The next day, Arlington County police officers were sent into D.C. at the request of U.S. Park Police, in accordance with a long-standing mutual-aid agreement to provide reinforcements when needed for public safety. When Park Police deployed chemical gas and other methods to forcefully remove peaceful protesters from the area around St. John’s Episcopal Church so President Trump could pose for a photo with a Bible in his hand, a community-wide outcry ensued.
“We paid for them to go and do that! Our tax dollars!” Anika says indignantly. Within hours, the Arlington County Board had ordered its police force out of the city.

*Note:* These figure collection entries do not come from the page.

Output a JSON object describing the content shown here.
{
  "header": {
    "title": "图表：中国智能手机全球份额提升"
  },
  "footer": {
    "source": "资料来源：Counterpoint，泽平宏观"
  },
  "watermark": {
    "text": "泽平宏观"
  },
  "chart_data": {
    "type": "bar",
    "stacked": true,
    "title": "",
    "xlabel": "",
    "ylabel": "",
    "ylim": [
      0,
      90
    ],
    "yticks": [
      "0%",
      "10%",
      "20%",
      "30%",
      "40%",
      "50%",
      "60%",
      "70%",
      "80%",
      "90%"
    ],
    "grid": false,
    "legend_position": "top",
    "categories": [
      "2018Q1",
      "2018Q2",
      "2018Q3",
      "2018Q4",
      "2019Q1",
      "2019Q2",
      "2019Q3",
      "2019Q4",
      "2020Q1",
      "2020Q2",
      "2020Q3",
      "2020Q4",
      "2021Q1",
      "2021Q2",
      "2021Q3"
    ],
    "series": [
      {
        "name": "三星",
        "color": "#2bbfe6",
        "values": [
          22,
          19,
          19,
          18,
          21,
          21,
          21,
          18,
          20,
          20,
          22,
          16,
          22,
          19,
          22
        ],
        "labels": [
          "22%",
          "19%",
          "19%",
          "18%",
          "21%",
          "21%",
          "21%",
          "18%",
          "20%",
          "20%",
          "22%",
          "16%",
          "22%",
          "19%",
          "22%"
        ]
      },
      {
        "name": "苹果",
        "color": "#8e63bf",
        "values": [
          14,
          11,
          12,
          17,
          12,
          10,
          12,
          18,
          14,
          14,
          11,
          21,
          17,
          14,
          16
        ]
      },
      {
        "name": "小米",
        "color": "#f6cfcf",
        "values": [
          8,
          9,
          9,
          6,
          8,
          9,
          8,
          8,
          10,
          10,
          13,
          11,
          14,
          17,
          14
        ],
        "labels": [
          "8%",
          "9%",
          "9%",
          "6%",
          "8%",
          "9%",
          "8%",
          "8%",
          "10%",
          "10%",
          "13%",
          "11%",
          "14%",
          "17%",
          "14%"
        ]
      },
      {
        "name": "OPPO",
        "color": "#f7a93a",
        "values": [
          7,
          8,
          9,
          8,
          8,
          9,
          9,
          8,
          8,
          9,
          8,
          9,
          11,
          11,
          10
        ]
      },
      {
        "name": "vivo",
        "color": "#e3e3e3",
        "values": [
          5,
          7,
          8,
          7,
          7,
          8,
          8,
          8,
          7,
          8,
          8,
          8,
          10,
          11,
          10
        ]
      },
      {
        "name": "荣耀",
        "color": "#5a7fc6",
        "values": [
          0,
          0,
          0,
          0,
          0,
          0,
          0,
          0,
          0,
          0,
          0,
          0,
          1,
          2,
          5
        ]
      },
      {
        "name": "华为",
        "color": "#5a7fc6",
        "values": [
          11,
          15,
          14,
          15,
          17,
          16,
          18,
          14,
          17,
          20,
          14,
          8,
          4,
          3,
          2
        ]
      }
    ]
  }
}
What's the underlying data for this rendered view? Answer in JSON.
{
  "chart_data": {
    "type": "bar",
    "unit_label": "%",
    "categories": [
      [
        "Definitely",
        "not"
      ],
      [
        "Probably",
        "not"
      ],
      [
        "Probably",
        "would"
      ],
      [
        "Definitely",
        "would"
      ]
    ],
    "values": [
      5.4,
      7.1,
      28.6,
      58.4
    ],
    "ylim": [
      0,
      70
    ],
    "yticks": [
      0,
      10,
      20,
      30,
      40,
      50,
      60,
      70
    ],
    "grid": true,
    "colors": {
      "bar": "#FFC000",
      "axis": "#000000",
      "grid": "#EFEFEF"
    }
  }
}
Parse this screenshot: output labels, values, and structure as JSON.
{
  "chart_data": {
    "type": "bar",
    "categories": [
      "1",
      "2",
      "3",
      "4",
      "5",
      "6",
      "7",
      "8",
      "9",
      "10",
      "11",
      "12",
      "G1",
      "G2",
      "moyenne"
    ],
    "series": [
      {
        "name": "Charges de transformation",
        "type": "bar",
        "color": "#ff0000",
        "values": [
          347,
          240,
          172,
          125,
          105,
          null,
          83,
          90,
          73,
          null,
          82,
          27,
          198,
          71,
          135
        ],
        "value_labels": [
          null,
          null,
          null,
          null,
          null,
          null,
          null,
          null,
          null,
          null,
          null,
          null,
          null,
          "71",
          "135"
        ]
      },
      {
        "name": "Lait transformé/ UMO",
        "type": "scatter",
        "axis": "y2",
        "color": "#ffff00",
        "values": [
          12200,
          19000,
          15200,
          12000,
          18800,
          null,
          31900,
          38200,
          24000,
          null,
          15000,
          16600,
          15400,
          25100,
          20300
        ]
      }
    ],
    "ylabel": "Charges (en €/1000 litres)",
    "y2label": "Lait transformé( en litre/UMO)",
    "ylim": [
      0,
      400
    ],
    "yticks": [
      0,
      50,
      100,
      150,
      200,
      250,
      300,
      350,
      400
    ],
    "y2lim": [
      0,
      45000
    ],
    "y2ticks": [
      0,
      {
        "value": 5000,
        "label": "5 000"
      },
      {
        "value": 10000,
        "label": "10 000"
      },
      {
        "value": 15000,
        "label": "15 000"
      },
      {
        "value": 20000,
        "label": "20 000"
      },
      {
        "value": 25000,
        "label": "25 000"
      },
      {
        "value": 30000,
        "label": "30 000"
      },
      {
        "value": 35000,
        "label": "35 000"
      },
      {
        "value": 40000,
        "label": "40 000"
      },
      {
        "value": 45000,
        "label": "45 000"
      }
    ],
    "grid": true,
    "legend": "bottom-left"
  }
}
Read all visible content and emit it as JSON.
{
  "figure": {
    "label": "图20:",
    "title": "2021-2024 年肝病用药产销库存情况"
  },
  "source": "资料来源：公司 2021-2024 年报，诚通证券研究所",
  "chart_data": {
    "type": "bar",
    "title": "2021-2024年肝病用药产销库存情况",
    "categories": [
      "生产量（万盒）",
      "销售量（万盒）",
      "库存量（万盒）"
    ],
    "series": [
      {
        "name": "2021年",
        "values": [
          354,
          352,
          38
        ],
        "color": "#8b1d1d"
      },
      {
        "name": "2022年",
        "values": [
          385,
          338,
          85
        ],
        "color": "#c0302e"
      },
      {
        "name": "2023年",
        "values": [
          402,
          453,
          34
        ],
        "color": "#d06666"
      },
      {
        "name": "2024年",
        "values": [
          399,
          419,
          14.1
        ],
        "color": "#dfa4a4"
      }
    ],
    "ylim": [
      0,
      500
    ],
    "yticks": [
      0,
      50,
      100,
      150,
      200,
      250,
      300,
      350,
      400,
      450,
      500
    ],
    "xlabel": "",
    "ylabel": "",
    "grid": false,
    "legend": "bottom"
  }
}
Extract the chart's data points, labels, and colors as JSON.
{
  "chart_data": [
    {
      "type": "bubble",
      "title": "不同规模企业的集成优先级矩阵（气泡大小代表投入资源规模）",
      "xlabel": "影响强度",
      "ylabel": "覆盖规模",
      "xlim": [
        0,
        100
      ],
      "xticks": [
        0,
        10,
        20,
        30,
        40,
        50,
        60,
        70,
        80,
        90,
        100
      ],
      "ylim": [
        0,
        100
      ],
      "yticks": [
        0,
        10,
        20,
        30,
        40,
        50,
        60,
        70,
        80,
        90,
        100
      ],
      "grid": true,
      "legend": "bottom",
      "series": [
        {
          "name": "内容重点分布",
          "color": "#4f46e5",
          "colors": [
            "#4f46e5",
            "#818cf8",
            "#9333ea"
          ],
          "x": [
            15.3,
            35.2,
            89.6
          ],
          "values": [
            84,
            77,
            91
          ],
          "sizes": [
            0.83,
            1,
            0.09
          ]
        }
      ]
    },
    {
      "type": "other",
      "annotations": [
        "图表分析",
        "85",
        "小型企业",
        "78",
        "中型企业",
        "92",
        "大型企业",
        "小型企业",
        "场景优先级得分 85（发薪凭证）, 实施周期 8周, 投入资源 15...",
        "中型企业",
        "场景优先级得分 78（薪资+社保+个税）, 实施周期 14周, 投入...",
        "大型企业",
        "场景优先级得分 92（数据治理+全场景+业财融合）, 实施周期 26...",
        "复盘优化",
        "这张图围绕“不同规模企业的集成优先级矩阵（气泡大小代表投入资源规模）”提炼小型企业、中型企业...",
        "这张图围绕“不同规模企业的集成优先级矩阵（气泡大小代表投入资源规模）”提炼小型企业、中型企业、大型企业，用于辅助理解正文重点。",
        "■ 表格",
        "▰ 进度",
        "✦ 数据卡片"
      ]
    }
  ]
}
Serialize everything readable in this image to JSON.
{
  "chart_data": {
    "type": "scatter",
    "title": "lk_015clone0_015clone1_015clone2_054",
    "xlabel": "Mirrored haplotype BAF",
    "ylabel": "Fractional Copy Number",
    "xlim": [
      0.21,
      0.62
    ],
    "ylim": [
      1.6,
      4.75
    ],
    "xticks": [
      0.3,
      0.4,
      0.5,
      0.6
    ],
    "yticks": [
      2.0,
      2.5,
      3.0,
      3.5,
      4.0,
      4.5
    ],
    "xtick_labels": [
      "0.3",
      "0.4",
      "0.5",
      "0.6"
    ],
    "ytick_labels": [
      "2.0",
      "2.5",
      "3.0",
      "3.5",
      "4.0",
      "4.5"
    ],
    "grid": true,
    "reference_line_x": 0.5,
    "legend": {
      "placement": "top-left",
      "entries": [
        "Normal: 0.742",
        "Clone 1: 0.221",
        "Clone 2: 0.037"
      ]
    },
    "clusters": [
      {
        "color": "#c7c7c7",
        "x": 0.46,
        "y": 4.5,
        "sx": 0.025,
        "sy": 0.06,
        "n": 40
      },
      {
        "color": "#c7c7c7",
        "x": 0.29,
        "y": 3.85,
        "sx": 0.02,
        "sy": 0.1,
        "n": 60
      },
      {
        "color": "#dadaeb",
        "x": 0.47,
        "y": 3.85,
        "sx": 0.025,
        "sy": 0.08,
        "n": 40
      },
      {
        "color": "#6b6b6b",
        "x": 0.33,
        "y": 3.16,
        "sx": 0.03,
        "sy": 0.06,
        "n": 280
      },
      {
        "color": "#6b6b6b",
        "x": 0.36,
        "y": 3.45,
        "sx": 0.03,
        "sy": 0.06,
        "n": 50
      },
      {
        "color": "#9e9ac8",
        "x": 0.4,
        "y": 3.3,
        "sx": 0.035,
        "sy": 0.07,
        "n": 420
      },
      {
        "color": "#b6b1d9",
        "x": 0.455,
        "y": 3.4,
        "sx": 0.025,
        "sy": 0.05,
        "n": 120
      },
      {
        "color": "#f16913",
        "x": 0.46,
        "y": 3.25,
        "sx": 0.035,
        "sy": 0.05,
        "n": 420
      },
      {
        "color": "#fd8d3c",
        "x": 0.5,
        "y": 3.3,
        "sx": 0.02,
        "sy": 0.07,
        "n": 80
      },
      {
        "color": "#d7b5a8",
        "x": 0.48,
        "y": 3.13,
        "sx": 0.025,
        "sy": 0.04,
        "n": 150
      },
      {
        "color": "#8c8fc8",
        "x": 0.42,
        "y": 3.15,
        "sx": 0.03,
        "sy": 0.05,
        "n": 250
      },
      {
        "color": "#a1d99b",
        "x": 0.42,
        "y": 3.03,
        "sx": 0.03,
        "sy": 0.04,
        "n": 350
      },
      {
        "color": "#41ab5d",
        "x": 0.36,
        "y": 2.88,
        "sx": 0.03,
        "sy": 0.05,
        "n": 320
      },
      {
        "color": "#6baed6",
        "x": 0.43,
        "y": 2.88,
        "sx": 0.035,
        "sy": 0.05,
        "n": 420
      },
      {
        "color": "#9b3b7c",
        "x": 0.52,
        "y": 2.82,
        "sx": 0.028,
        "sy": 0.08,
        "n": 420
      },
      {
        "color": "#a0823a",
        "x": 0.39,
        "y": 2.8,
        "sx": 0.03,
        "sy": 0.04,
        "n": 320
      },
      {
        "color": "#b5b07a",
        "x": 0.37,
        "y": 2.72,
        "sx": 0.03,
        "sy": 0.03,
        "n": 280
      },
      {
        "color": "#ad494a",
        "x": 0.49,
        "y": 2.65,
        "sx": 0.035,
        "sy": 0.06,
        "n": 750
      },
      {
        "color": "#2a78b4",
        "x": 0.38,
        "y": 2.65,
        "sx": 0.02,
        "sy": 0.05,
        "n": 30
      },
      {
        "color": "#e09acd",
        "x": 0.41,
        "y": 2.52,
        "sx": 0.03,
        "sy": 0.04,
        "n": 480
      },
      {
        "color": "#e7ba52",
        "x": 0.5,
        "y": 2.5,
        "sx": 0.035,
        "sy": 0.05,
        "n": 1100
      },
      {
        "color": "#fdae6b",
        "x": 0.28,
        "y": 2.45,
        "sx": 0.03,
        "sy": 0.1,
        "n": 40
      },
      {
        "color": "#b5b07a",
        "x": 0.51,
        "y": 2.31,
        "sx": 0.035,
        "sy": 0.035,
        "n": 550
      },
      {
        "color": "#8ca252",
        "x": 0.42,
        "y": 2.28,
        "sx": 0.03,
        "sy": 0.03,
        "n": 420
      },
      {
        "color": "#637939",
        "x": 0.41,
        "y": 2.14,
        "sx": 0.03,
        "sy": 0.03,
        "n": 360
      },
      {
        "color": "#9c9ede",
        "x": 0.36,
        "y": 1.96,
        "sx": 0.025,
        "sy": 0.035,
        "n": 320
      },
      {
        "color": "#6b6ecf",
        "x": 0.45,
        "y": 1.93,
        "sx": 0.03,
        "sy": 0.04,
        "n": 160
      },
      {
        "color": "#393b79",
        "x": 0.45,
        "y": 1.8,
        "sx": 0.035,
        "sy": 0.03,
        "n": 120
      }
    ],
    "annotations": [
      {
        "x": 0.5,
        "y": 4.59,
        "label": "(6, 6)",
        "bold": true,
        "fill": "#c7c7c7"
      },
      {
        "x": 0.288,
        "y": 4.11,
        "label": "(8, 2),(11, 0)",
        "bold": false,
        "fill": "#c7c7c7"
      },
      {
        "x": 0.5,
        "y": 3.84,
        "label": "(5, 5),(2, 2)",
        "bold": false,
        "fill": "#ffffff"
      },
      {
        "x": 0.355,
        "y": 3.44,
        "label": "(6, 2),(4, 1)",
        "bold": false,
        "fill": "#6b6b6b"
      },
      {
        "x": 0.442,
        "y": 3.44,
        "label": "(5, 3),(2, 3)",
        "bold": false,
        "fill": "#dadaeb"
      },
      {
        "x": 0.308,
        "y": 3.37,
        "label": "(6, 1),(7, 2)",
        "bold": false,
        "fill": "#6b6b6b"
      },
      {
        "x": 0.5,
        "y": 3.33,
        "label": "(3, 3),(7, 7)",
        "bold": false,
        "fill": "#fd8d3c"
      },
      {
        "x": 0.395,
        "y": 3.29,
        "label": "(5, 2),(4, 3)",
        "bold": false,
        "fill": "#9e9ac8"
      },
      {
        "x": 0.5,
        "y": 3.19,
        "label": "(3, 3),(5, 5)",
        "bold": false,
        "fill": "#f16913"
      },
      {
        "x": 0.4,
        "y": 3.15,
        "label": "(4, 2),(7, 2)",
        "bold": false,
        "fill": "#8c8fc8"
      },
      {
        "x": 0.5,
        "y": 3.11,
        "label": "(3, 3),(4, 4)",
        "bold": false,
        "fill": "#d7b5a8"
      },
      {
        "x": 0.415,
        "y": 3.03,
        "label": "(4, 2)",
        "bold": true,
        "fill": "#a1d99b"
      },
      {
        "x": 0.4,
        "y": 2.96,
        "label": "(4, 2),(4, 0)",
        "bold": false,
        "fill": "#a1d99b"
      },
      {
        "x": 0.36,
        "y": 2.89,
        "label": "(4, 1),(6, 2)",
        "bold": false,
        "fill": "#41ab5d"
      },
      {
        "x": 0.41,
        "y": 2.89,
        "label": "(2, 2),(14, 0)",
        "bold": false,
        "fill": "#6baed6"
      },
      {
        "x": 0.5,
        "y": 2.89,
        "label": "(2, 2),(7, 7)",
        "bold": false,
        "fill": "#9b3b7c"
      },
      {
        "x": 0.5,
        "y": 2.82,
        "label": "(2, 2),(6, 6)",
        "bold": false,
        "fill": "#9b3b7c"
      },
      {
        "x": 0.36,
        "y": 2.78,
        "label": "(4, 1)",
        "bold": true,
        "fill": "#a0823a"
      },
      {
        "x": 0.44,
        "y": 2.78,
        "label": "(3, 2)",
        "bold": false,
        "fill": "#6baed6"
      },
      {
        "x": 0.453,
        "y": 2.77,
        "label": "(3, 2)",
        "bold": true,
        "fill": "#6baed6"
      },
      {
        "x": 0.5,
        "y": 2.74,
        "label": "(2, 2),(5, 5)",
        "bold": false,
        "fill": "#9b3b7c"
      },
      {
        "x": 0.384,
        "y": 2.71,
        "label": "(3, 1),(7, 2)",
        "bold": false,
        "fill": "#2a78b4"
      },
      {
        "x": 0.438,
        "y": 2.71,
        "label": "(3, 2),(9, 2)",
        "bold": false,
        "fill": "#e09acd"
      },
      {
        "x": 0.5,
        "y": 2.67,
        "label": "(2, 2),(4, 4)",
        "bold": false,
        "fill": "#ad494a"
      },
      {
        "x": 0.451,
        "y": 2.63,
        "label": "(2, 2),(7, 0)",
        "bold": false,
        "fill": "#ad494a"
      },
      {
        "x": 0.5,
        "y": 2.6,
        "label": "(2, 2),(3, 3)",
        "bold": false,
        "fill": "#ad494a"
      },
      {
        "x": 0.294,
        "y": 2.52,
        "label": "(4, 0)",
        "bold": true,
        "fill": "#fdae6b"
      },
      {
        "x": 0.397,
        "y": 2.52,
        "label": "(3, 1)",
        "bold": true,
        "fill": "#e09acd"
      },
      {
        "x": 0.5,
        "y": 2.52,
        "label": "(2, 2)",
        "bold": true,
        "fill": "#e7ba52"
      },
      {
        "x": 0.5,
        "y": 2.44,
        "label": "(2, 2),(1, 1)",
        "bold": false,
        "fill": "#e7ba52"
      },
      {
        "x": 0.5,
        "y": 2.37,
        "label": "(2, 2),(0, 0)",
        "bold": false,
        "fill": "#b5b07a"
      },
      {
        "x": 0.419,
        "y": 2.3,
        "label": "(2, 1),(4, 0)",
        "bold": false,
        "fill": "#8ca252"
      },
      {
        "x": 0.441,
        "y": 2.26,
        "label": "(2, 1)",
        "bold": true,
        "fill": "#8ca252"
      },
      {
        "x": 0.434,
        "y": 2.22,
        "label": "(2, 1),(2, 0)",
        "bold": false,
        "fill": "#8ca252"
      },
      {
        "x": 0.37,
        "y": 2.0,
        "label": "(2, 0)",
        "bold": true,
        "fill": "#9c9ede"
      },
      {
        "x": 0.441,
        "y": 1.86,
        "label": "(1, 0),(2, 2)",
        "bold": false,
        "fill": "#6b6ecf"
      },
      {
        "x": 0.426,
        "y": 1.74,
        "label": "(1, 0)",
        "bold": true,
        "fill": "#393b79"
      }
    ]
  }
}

In the days that followed, the Kwinanas would go on to organize several other protests and vigils in Arlington—always urging demonstrators to wear masks and practice social distancing. One march, from the Columbia Pike Branch Library to Courthouse, on June 6, drew 1,000 people.
“It was majority white people who came out, which is surprising but really encouraging,” Yolande says. “People in positions of privilege need to be the biggest voices.”
Political activism isn’t new to the Kwinanas. Anika says hers began “in my mother’s tummy” when her parents participated in anti-apartheid protests at the South African Embassy in Washington in the early ’70s. Growing up in Oakland, California, she helped her parents campaign for Democratic congressman Ron Dellums and Gov. Jerry Brown.
Locally, she has registered voters and stood outside polling places urging support for Democratic candidates.
Yolande grew up in South Africa and helped run campaigns for student government at the University of Fort Hare. She and Anika met in church in South Africa in 2013, fell in love and had a long-distance relationship until Yolande was able to move to the United States. They got married in 2016 and are raising Anika’s daughters from a previous marriage—Mayah, 12, and Jada, 14—in Arlington’s Columbia Forest neighborhood.
As the summer wore on and the national conversation on racial equity continued, the Kwinanas pivoted their focus to Arlington County policing.